The main banner of the other radical bloc summed up these sentiments well: 'queer liberation, not rainbow capitalism'. In the face of an Ireland that thinks it's off the hook for voting Yes to marriage equality they tried to push further by challenging the drive for assimilation into straight cis society. A despicable irony was that after 2 queer anarchist activists dropped a banner reading 'homophobia kills' off a building (it might have been the Iona Institute), they were arrested and the cops beat them up. It speaks for itself really. And yet I saw various people having the chats with cops as if they aren't our enemies.

The words I immediately associate with Dublin Pride are 'upbeat', 'corporations', 'tame', 'irrelevant', 'annoying', 'herded', and 'colours'. I didn't come to Pride to be annoyed. I didn't come to give out. But here we are. This all being said, I will attend Pride every year because I won't let the opportunists and the assimilationists own it outight. Pride should be a place to for queer people to let loose and show our hunger for change, our anger at injustice, especially raising the profile of those most sidelined by the LGBT community like trans, non-binary, and genderqueer people, bisexual and pansexual people, asexual people, intersex people, migrants, and sex workers.

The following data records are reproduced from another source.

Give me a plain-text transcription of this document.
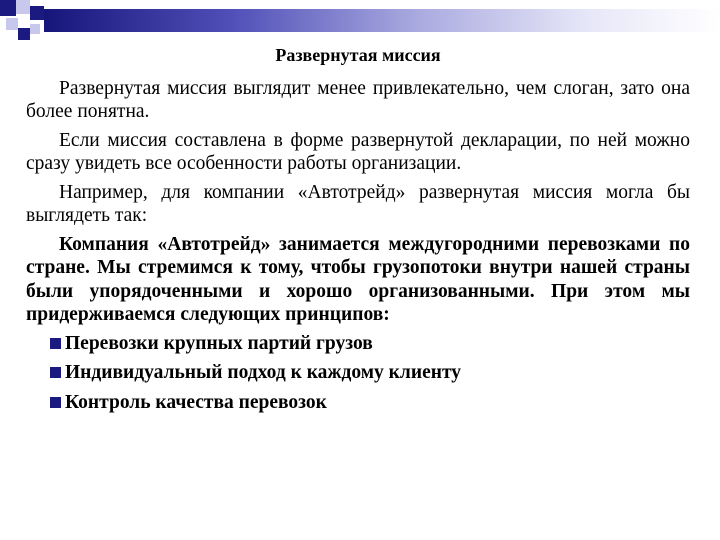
Развернутая миссия

Развернутая миссия выглядит менее привлекательно, чем слоган, зато она более понятна.

Если миссия составлена в форме развернутой декларации, по ней можно сразу увидеть все особенности работы организации.

Например, для компании «Автотрейд» развернутая миссия могла бы выглядеть так:

Компания «Автотрейд» занимается междугородними перевозками по стране. Мы стремимся к тому, чтобы грузопотоки внутри нашей страны были упорядоченными и хорошо организованными. При этом мы придерживаемся следующих принципов:

Перевозки крупных партий грузов
Индивидуальный подход к каждому клиенту
Контроль качества перевозок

Maybe we need to start again and create a new event.

Lastly, I want to give a special shout out to the Sex Workers Alliance of Ireland who I was very proud to march with, who are fighting for the decriminalisation of sex work, and who were banned from attending Pride by the organisers as late as 2010.

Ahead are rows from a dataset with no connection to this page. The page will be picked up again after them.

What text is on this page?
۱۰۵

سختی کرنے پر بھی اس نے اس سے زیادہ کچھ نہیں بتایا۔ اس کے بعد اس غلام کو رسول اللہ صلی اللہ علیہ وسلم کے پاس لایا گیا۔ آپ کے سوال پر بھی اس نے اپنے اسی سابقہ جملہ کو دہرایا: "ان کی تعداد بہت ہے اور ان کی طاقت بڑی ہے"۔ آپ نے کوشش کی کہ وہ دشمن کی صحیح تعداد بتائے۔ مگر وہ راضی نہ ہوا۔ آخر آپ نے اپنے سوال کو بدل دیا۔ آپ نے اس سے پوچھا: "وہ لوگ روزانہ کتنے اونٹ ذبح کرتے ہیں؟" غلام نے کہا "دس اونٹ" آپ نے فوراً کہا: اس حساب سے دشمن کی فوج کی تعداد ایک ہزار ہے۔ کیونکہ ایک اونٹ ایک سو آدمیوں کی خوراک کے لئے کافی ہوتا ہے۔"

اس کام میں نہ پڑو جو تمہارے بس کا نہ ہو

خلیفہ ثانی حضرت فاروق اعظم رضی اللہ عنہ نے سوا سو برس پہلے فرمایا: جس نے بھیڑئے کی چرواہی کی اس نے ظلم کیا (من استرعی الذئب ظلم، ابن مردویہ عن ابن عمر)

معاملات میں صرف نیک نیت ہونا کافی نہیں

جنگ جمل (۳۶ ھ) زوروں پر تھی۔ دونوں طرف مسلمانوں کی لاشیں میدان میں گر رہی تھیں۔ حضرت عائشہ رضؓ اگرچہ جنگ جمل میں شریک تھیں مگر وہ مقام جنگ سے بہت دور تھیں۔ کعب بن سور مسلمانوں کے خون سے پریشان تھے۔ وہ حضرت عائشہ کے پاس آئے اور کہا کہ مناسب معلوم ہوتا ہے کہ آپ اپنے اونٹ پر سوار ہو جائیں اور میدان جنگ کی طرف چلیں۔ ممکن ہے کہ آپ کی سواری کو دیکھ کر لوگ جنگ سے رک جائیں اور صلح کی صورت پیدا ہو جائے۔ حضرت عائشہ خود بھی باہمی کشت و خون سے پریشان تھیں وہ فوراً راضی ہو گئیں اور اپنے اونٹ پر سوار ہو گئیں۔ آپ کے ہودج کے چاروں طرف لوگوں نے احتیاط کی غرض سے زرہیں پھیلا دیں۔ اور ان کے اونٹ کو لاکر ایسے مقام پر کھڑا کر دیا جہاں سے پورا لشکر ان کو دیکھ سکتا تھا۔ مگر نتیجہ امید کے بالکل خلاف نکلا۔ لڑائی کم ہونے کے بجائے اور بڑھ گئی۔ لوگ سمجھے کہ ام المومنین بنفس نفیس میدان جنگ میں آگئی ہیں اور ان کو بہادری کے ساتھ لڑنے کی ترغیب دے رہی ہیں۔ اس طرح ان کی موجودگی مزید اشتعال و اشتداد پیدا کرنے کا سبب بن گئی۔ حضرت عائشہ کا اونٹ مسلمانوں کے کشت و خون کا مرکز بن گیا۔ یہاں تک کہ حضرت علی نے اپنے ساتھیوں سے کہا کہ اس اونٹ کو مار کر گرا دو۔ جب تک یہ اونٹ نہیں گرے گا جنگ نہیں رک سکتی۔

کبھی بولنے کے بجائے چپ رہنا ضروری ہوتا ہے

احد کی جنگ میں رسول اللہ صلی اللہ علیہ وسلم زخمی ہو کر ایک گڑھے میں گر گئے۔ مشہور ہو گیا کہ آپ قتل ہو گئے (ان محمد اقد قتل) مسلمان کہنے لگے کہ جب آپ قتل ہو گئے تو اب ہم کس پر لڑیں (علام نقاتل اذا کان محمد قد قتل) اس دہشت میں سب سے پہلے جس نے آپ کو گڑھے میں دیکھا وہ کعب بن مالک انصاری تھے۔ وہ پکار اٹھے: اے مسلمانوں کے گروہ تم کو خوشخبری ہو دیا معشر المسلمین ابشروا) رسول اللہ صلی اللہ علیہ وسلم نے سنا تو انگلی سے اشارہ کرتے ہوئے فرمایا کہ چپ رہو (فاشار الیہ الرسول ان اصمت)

A few weeks ago during Dublin's Pride festival, a "Homophobia Kills" banner was proudly dropped from the buildings overlooking Merion Square (where the Iona Institute's headquarters are). The action led to the violent arrest, and subsequent holding for 6 hours, of the people who dropped the banner. What follows is a statement from Xavier – one of the Dublin Pride banner droppers

"Hey fellow queer rebels and allies,
Myself and my fellow banner dropper are in the CCJ tomorrow morning at 10:30am for our first mention date following the events of Dublin Pride, when we were violently arrested and queer bashed after dropping our banner saying Homophobia Kills during the march.
Between us we face 13 charges, some of them serious, all of them bullshit.
It’s difficult to write this, because its still difficult and painful to think about what happened. But I’m writing it to call on everyone who gives a shit to get down to the court and show your support tomorrow.
We were beaten for rejecting the presence of the police marching with Pride, which we regard as an utter betrayal of the spirit of the Stonewall Riots, which Pride was created to commemorate. We were beaten for rebelling against the soulless corporate carnival Pride has become, against the hijacking of this memorial of our revolutionary history which is now used against us as a meaningless capitalist advertising opportunity. We were beaten for telling the truth, that Pride has become a mockery of itself, of all past queer revolutionaries, and of us. We were beaten for insisting on our right to our history, for remembering those whose memories have been sold, and for declaring that the cops are and always will be the enemy to queer liberation, not our allies and friends. And on a most basic level, we were beaten by 7 cops in a carpark, hidden from the view of the main parade, for being proudly queer.
If this disgusts you, turn up at court tomorrow. Come as your outrageously gorgeously queer selves. If queer bashing by police is ever going to stop we need your anger and your solidarity. Homophobia kills us, and the cops kill us, beat us and take our families, friends and freedom.
For the queer people of colour who the police murder with impunity, for the kids who kill themselves because of homophobic bullying, for the trans people shamed rejected and reviled by our shitty society because they dare to be who they are, for all queer folks everywhere – no fucking compromise – let’s shame the bastards – See you there."

For anyone who doesn't know the location of the Criminal Courts of Justice, it's the round, glass adorned building on Parkgate St, near the entrance to the Phoenix Park. Come show your support and solidarity.